Polêmica

Ernesto Araújo volta a defender que nazismo foi um ‘fenômeno de esquerda’

Chanceler brasileiro publicou texto sobre o assunto em seu blog. Teoria é criticada por historiadores e repercutiu mal na Alemanha

O ministro das Relações Exteriores, Ernesto Araújo, publicou, neste sábado, texto em seu blog no qual volta a fazer referência a sua teoria de que o nazismo é um “fenômeno de esquerda”. Ele já havia defendido a ideia em 2017, em uma publicação que foi resgatada e ganhou destaque na campanha eleitoral no ano passado. Ele repetiu a declaração em entrevista a um canal em uma rede social, no último dia 17. O discurso de Araújo foi criticado por historiadores e políticos.

O texto foi publicado no “Metapolítica 17”, apresentado como blog do ministro. Ele começa dizendo que a sua declaração causa pavor à esquerda, dando “a impressão de que existe aí um perigoso segredo de família, cuidadosamente guardado”. E insiste: “podemos facilmente notar que o nazismo tinha traços fundamentais que recomendam classificá-lo na esquerda no espectro político”.

“O nazismo era anti-capitalista, anti-religioso, coletivista, contrário à liberdade individual, promovia a censura e o controle do pensamento pela propaganda e lavagem cerebral, era contrário às estruturas tradicionais da sociedade.
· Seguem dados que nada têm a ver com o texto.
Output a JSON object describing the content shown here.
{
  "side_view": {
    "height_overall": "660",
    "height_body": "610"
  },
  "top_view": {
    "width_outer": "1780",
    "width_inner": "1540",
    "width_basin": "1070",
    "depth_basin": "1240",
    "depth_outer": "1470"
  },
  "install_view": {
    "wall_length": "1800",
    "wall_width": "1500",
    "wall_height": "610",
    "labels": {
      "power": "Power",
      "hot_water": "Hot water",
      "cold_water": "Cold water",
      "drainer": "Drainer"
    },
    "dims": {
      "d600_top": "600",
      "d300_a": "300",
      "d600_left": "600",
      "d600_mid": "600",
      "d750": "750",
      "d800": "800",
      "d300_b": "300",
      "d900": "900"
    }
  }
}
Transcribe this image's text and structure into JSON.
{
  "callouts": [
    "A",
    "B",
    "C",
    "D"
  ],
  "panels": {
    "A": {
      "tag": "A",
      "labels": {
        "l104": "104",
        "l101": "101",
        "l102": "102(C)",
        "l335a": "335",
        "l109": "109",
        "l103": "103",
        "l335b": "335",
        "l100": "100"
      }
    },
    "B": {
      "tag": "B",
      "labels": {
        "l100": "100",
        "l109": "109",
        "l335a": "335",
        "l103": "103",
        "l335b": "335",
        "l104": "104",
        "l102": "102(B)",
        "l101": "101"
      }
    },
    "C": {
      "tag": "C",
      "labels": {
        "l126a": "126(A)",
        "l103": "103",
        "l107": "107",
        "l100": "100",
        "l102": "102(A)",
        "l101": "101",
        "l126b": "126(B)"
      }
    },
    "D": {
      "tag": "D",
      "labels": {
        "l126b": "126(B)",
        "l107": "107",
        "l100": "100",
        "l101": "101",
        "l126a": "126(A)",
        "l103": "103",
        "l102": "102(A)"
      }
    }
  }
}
Tudo isso o caracteriza como um movimento de esquerda”, escreve Araújo.

No ano passado, depois de um artigo escrito pelo ministro em 2017 com a mesma ideia se tornar público, o embaixador da Alemanha no Brasil, Georg Witschel, afirmou ao GLOBO que a declaração de que o nazismo era de esquerda “é uma besteira” .

— É uma besteira argumentar que o fascismo e o nazismo são movimentos da esquerda. Isso não é fundamentado, é um erro, é simplesmente uma besteira — analisou Witschel, em outubro de 2018. — Isso é um fato bem fundamentado na História. É um consenso entre os historiadores da Alemanha e do mundo que o nazismo foi um movimento de extrema direita.

No texto publicado neste sábado, Araújo lista o que crê serem as características do nazismo e, em seguida, resume que ele “era anti-liberal e anti-conservador”. “A esquerda também é anti-liberal e anti-conservadora. Já a direita foi em alguns casos anti-liberal (durante o Século XIX na Europa, por exemplo), em outros casos anti-conservadora (ou pelo menos não-conservadora, indiferente aos valores conservadores, como no caso do neoliberalismo recente), mas nunca foi anti-liberal e anti-conservadora ao mesmo tempo. Em tal sentido, o nazismo se sente muito mais confortável no campo da esquerda do que no da direita”, comenta.

Para Araújo, o “resultado final do conflito mundial desencadeado pelo nazismo foi excelente para a esquerda”. Ele diz que a consequência supostamente positiva para a esquerda foi “um mundo em grande parte dominado pelo comunismo e uma cisão completa entre direita liberal e direita conservadora, com esta última humilhada e demonizada”.

O ministro defende ainda na publicação que a “grande tarefa do nosso tempo” é substituir o “amálgama esquerdista-liberal” por um “amálgama liberal-conservador”, em que “o anseio de uma economia aberta e a defesa das liberdades individuais se somam à promoção dos valores do patriotismo, da fé e da família”. Araújo diz que a direita “ao mesmo tempo liberal e conservadora” está surgindo no Brasil e em outros países como Polônia, Hungria e Estados Unidos.

Para ele, a esquerda tem pânico dessa direita liberal-conservadora, “pois o reconhece como seu grande adversário”. “Enquanto lutar somente contra o liberalismo ou somente contra o conservadorismo, a esquerda sempre levará vantagem, e portanto é isso que ela quer. A liga liberal-conservadora produz um aço firme, capaz de enfrentar a esquerda mesmo com o domínio que esta criou sobre a mídia e a academia”, escreve.

Além de ter sido criticada por historiadores brasileiros, a teoria do ministro repercutiu mal na principal emissora de TV pública da Alemanha, a Deutsche Welle.  Em texto publicado  na quinta-feira, na versão do seu site em português, a emissora diz que esse é o “absurdo que virou discurso oficial em Brasília”. “A estratégia de tentar classificar o nazismo como uma ideologia de esquerda não é nova e chegou a ocorrer no passado em vários países. Mas nunca chegou a virar um debate sério entre especialistas”, diz o texto.